Resin Paper Mache Paste Recipe

Sisters making cake in kitchen.
Westend61/Brand X Pictures/Getty Images

The French term papier-mâché translates to "chewed up paper." Paper mache is a crafting material that can create different types of objects by covering it with strips or filled pulp. Once dried, you can remove it to paint or decorate an object as you'd like. Paper mache ideas can range anywhere from holiday themes like Christmas ornaments or an Easter-themed piñata, all the way to favorite characters like Cat-In-The-Hat and Mickey Mouse. This composite material often uses textiles for bigger projects that are bound with adhesives like glue. Consider the amount of detail that goes into paper mache masks, figures, and theater props, for instance.

A Brief History

Traditionally, there were many variations of paper mache used in places like Ancient Egypt, the Middle East, and Europe. In Egypt, coffins were typically made from layers of papyrus or linen and then covered with plaster. Paper mache has also been used to create small painted boxes, trays, and cases in Persia. Places like China, India, and Japan also created laminated paper articles and fancy components for armor and shields. Popular historical paper mache objects have included paper boats, masks, and observatory domes. Today, it is mostly used in carnival floats, puppetry, and ​life stages, and simple arts and crafts projects.

Making the Paste

Paper mache paste is often made with a mix of water, corn syrup, and vinegar. Although you can always buy your own paste for crafting, many art lovers choose to make their own in order to manage the quality and amount. While it's not super easy to clean up, or as kid-friendly as the no-cook and cooked paper mache paste recipes, this is still a good paste to use. If you need your finished project to be strong, this paste recipe dries to a very hard finish. Thus, it's especially good to make for projects that you want to last for a long time— not for temporary crafts like making a pinata.

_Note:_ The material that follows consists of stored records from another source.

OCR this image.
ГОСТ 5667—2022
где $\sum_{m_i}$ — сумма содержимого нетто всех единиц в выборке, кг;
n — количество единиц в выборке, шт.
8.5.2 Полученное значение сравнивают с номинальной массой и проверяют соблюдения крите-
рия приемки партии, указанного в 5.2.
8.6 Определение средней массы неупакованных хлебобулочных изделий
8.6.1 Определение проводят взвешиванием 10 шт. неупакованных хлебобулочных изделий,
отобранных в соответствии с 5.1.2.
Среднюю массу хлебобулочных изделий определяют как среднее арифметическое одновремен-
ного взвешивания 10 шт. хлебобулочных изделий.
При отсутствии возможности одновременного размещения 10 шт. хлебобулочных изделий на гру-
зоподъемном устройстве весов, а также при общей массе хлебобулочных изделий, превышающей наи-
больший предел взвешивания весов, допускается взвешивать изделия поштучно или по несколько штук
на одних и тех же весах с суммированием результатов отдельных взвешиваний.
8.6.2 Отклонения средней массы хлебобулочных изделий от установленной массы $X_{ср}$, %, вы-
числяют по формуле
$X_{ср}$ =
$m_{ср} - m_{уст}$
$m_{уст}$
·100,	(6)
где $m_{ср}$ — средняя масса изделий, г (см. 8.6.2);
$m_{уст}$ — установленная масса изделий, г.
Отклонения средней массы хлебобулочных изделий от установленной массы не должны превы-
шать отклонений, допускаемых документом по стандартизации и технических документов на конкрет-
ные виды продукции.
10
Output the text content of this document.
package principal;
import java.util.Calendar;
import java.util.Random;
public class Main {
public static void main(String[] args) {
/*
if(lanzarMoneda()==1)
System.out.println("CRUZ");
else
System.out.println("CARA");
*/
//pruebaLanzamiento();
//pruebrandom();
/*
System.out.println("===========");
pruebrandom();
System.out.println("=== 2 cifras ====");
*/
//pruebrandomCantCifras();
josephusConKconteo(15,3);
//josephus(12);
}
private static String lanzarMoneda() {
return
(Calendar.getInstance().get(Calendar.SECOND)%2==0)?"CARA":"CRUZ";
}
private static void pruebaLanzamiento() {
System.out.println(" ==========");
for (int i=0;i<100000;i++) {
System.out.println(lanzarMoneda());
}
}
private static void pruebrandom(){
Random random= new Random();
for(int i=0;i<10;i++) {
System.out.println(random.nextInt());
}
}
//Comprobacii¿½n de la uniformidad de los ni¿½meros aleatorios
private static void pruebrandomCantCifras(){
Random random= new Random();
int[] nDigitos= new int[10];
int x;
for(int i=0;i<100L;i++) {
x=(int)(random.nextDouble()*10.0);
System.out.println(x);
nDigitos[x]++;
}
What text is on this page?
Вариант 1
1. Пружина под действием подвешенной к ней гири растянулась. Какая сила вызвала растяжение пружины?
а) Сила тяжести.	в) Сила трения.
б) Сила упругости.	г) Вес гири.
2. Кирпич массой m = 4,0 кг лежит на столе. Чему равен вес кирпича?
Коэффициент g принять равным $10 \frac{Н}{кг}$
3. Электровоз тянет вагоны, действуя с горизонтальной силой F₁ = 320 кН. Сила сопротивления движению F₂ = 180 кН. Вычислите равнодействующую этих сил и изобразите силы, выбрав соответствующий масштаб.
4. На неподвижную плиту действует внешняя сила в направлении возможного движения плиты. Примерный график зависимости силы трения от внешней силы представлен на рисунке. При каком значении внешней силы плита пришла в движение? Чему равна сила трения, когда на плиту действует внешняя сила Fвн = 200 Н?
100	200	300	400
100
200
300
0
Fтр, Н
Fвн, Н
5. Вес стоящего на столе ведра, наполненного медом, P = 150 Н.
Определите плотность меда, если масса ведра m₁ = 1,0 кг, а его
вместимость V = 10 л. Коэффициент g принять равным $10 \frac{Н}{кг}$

Ingredients and Supplies Needed

  • 1 cup of flour
  • 1/2 cup of resin glue powder
  • 4 cups of water
  • 1 old pot and 1 old spoon or whisk


  1. Read the package or container your resin glue powder comes in and follow the directions. If your product doesn't have any guidelines, use the ones provided below.
  2. Use an old pot and an old wooden spoon or whisk for this project. To make this paper mache paste, start out by putting 3 cups of water in a pot and bringing it to a boil.
  3. While you are waiting for the water to boil, mix 1 cup of flour and 1/2 cup of powdered glue resin together. Slowly stir in 1 cup of very warm water. Once it is all blended together, beat the mixture briskly to remove lumps.
  4. Once your pot of water is boiling, slowly stir in the flour mixture. Mix well and let it boil for two to three minutes or until it is clear and smooth.
  5. You should be able to store this glue in a covered bowl or jar in the refrigerator for a few days.